O terreno onde está situada a igreja foi uma doação de Angelo Nichele. “Nós tivemos que fazer toda a terraplanagem à mão, porque naquela época não existia máquina para esse tipo de serviço. Eu lembro que o barranco do morro vinha até metade de onde é a capela hoje. Tivemos que abrir espaço com as picaretas. Nós trabalhávamos o dia todo e à noite ficávamos até as duas da manhã, sem contar no sábado e no domingo”, relata Galdino, que foi um dos primeiros fabriqueiros e continuou no Caep da comunidade por 30 anos após a construção da igreja.
Com 23 anos na época, Gaudino auxiliava as poucas famílias que residiam no bairro da Estação a concluir a obra que durou, segundo ele, aproximadamente seis anos. “Quem plantou a sementinha foi o Padre Agenor Neves Marques. Ele trouxe a santa e a pedra fundamental, que simbolizava o início da construção.
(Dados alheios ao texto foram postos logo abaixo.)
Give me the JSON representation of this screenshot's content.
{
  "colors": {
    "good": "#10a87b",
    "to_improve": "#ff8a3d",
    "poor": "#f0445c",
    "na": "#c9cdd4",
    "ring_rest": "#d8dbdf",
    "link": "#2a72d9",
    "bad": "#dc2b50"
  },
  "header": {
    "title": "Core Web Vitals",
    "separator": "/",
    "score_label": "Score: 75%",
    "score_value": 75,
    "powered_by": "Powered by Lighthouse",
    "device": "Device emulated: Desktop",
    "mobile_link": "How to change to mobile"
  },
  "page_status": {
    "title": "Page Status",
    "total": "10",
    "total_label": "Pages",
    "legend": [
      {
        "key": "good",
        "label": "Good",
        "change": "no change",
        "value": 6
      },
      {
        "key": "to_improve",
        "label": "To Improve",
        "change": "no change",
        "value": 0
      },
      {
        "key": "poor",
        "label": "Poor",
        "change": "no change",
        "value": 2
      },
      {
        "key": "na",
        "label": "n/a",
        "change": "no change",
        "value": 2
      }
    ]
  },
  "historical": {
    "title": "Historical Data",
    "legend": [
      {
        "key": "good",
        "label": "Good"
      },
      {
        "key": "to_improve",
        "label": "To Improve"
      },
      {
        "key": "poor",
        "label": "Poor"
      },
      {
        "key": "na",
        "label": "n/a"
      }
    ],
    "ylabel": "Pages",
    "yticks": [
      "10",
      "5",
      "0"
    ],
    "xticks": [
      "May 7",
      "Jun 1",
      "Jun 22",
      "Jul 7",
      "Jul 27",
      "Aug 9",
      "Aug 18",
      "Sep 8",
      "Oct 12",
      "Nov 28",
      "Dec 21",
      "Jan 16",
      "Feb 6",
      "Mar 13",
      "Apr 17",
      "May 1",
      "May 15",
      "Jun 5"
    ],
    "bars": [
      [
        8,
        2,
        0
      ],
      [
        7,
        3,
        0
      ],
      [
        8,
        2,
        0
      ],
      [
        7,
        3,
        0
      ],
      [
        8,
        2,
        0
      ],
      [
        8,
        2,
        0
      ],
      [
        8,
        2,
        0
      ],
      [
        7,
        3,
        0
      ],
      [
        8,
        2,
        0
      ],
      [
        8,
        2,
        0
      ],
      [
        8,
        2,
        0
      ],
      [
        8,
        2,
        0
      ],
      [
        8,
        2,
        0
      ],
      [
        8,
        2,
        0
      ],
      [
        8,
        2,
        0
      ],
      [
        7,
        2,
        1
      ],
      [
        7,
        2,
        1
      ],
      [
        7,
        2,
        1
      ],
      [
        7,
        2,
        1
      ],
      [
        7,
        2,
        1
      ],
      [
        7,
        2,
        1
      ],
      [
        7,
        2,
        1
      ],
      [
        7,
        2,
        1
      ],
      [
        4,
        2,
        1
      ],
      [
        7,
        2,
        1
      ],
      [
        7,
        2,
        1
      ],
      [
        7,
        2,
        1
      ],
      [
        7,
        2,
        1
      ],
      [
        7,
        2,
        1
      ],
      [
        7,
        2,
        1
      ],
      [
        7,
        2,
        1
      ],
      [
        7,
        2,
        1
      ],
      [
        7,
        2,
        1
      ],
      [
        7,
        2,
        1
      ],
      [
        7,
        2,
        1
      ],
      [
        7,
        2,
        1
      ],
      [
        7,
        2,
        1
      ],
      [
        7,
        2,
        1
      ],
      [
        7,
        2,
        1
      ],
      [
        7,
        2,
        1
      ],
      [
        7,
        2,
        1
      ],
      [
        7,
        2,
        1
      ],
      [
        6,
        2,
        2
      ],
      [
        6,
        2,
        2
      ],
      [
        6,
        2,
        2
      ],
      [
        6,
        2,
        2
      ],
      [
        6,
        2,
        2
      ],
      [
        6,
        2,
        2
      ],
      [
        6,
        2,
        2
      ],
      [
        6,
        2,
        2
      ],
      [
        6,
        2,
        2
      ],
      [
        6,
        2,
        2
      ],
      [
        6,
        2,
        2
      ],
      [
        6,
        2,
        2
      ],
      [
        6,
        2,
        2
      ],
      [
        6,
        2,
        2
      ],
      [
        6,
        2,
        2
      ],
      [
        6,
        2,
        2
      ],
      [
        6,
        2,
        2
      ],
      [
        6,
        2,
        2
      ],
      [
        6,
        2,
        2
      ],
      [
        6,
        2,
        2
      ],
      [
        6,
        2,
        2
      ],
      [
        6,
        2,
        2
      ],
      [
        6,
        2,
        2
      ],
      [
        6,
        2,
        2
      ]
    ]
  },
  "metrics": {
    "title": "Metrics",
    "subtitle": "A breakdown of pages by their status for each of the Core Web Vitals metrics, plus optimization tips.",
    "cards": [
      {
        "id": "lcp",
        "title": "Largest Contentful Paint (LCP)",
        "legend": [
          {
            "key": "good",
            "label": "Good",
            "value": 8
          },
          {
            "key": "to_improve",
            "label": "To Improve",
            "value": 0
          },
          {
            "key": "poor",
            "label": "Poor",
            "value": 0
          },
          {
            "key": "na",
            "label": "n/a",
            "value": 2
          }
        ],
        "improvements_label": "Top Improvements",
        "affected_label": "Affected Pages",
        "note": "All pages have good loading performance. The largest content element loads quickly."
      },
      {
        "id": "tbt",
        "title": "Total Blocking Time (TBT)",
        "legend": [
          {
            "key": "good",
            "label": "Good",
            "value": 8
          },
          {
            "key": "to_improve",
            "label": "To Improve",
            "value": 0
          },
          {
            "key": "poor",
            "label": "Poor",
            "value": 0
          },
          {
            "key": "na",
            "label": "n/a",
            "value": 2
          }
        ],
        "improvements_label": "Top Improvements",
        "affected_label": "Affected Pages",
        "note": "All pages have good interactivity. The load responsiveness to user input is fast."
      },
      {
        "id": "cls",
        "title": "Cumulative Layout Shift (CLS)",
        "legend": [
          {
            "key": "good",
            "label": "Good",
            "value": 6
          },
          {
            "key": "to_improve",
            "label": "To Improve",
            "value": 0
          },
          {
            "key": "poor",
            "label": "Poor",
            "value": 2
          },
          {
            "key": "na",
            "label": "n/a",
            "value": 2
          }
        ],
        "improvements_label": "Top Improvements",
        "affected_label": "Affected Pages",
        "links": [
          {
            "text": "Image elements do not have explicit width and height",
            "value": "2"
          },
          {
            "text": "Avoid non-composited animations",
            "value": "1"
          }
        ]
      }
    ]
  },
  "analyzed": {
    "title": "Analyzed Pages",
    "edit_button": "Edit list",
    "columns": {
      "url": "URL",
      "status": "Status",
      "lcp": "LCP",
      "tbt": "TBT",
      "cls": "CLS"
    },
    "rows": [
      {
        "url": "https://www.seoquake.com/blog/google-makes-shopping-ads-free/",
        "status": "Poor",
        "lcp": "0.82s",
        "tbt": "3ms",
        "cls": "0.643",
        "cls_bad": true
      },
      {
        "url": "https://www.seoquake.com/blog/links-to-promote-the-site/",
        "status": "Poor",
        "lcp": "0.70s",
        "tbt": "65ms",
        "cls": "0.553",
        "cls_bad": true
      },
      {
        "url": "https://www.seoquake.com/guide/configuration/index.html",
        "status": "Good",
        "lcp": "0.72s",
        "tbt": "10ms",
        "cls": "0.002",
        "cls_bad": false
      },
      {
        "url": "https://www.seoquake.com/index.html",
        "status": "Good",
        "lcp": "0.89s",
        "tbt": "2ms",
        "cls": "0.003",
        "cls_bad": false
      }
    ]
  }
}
Foi ele também quem fez pressão para que a igreja saísse do papel e virasse realidade”, informa.
Eram os próprios moradores que, além de trabalhar nas horas vagas, fabricavam o material necessário para a obra. “Nós fizemos o alicerce e não tínhamos nem dinheiro para comprar a brita. Então, a gente pegava uma pedra e picava ela toda no martelo. Cada um fazia uma média de até dois baldes de pedra picada por dia”, explica. As mulheres também auxiliavam no transporte de materiais e no preparo da alimentação das pessoas que faziam parte do mutirão.
O restante do dinheiro necessário foi alcançado através das festas na comunidade e nas prendas conseguida por todos. “Uma vez nós colocamos um fusca na rifa. Pagamos seis mil cruzeiros por ele na época. O problema é que vendemos mais ou menos a metade dos bilhetes, que era o suficiente somente para pagar o carro. Quando fizemos o sorteio é que tivemos a surpresa. O fusca saiu para a capela. Conseguimos então vender o veículo para Laerte Caruso, que o comprou por seis mil cruzeiros. Esse dinheiro foi a nossa salvação. Só com ele conseguimos levantar a capela”, conta Galdino, entre lágrimas.
Após todo o trabalho de terraplanagem e fundação, a igreja foi construída por Dorvalino Zatta. “Até mesmo as aberturas foram feitas por nós. Quem encabeçou tudo isso foi o Erotides Borges. A gente comprava o ferro, a solda e todo mundo ajudava. Os tijolos vieram de trem e ficaram empilhados por um bom tempo na estação ferroviária. Só depois vieram para cá. O muro que cerca a igreja também foi construído com as pedras retiradas do morro. A escadaria era feita de eucalipto, só depois foi construída essa de pedra. Agora, pensa no trabalho que deu tudo isso”, relata.
No dia 7 de setembro de 1960 a capela foi inaugurada. E agora, em 2010, será comemorado o cinquentenário de todo esse trabalho e dedicação. A igreja, que está a dois meses fechada para reforma, abre novamente suas portas para a comunidade em uma celebração que ocorre dia 7 de setembro, às 18 horas. Além disso, será realizado um almoço festivo às 12 horas com a participação da Orquestra Municipal de Urussanga. Durante a celebração será feito o descerramento da placa comemorativa e a reinauguração da capela. A missa será presidida pelo bispo Dom Jacinto Inácio Flach, com a presença dos padres da paróquia.
Durante os meses de setembro e outubro serão realizadas diversas celebrações até o dia da Padroeira do Brasil, que será comemorado dia 12 de outubro.